Recently, the NCAA changed their rule with regards to allowing a University to only offer a one-year grant in aid to a student-athlete. The rule now permits schools to offer multi-year scholarships to athletes. However, it is not mandatory for schools to do so. Therefore, the rule change does not solve all disputes that could potentially arise from this issue.
For instance, I can picture a coach telling a prospective student-athlete, “You will have a scholarship to this school for your four year college career. I am initially only offering a one-year grant in aid, but only because it’s how I have always done things and I am not going to change that. But trust me, you can have a scholarship for as long as you want.” The student-athlete takes the coach’s word for it, and later does not get his scholarship renewed for whatever reason. Most student-athletes have been without recourse once this occurs because the NCAA rules govern and it is not mandatory to offer a four-year scholarship. However, there may be another course of action a student-athlete may pursue. This involves the cause of action of breach of contract and specifically the doctrine called promissory estoppel.
“It is well recognized that promissory estoppel is not a “cause of action” in itself, but is a subset of and a theory of recovery in breach of contract actions.” Hill v. Mayers, 104 Or.App. 629, 631, 802 P.2d 694 (1990), rev. den. 311 Or. 187, 808 P.2d 91 (1991); City of Ashland v. Hoffarth, 84 Or.App. 265, 270, 733 P.2d 925, rev. den. 303 Or. 483, 737 P.2d 1249 (1987).

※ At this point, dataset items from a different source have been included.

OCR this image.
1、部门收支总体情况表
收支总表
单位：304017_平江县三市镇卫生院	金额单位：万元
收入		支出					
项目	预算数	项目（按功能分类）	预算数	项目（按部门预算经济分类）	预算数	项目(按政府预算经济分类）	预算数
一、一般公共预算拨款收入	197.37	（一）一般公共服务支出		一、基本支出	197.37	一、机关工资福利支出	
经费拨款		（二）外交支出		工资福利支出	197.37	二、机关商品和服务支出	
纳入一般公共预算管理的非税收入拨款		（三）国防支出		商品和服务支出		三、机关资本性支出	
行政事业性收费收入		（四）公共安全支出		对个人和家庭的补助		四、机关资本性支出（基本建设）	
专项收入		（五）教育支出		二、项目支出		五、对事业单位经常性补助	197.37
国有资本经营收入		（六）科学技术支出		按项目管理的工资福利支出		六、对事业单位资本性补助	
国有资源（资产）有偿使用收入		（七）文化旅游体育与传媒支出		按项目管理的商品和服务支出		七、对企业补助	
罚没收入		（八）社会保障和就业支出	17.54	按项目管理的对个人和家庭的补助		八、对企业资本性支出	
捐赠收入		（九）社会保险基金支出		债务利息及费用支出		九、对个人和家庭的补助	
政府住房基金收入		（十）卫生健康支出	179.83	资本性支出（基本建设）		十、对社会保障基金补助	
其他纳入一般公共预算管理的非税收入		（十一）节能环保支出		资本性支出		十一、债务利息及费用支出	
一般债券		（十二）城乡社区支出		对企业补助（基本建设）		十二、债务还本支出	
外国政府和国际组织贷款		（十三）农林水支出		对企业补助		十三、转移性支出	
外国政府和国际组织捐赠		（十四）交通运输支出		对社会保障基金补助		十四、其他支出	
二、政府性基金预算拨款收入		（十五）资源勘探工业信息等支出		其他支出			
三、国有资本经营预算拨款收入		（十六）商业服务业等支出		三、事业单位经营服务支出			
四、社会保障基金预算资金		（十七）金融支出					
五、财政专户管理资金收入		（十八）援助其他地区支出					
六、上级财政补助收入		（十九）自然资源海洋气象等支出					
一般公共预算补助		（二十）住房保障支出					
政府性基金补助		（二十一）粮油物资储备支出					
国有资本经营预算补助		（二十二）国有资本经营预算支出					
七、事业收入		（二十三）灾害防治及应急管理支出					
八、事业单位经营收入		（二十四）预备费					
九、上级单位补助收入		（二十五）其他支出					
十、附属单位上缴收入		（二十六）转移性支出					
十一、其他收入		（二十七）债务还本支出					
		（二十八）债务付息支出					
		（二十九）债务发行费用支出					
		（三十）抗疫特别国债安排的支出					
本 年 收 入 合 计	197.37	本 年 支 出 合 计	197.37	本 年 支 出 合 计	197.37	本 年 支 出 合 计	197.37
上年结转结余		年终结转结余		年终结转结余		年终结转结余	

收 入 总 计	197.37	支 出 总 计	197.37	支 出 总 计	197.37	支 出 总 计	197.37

Promissory estoppel is essentially a doctrine relied upon by courts to enforce promises that have been made and then subsequently relied upon. A cause of action for promissory estoppel requires proof as follows:
- An unambiguous promise;
- Reliance on that promise;
- The plaintiff’s reliance was expected and foreseeable; and
- The plaintiff actually relied on that promise to their detriment.
Applying such, a student-athlete who was promised by his coach that he would have a four-year scholarship could argue the above elements as follows:
- The promise was unambiguous because the coach’s promise specified a four-year scholarship.
- The student athlete relied on that promise because he chose to attend the school and actually attended the school relying on the four-year scholarship promise.
- The student athlete’s reliance was expected and foreseeable to occur in such a situation.
- The student-athlete actually relied on the promise to his detriment because he chose to attend the university and now he is without a scholarship for the remainder of his college career.
While it sounds like an easy win, it should be noted that the burden which must be established in order to win on a promissory estoppel theory is very high. “To support a finding of equitable estoppel the facts necessary to constitute it must be shown with certainty and not taken by argument or inference, nor supplied by intendment, but clearly and satisfactorily proved. This is a significantly higher degree of proof than by the greater weight of the evidence.” Jarrard v. Associates Discount Corp., 99 So.2d 272 (Fla 1957); Barber v. Hatch, 380 So.2d 536 (Fla. 5th DCA 1980). Therefore, the student-athlete will have to establish the facts of the broken promise in a clear and satisfactory manner in order to overcome the burden.
In response, the Coach and the University could respond by stating that while a four-year grant in aid was promised, the actual contract was for a one-year grant in aid. “Promissory estoppel is not available as a remedy when parties have a written contract addressing the relevant issues.” Univ. of Miami v. Intuitive Surgical, Inc., 166 F. App’x. 450, 454 (11th Cir.2006). The coach would argue that the contractual language addresses the issue of how long the promise for grant in aid will last, and therefore promissory estoppel would not apply.
If a student-athlete was successful in his claim of promissory estoppel, then there are three approaches to the issue of what measure of damages are available to the litigant who establishes a claim. They are, “ the reliance measure,  the expectancy measure, and  a flexible or discretionary approach.” Mary E. Becker, Promissory Estoppel Damages, 16 Hofstra L. Rev. 131, 131 n. 1 (1987). The reliance measure is the plurality view across the nation.
According to the reliance measure, under promissory estoppel a plaintiff may recover only reliance damages. That is, “the amount necessary to restore the injured party to the position it would have occupied had the promise not been made.” Id. Therefore, the student-athlete would argue that the appropriate damages under this measure would be to pay for the entirety of costs the four-year scholarship would incur.
While the application of promissory estoppel sounds good in theory, it is not an easy doctrine to establish in court, especially under the circumstances of a student-athlete receiving such a promise from a coach when there is a written signed contract to the contrary. However, it is a possible route that a student-athlete could potentially take in order to recover money damages for the broken promise.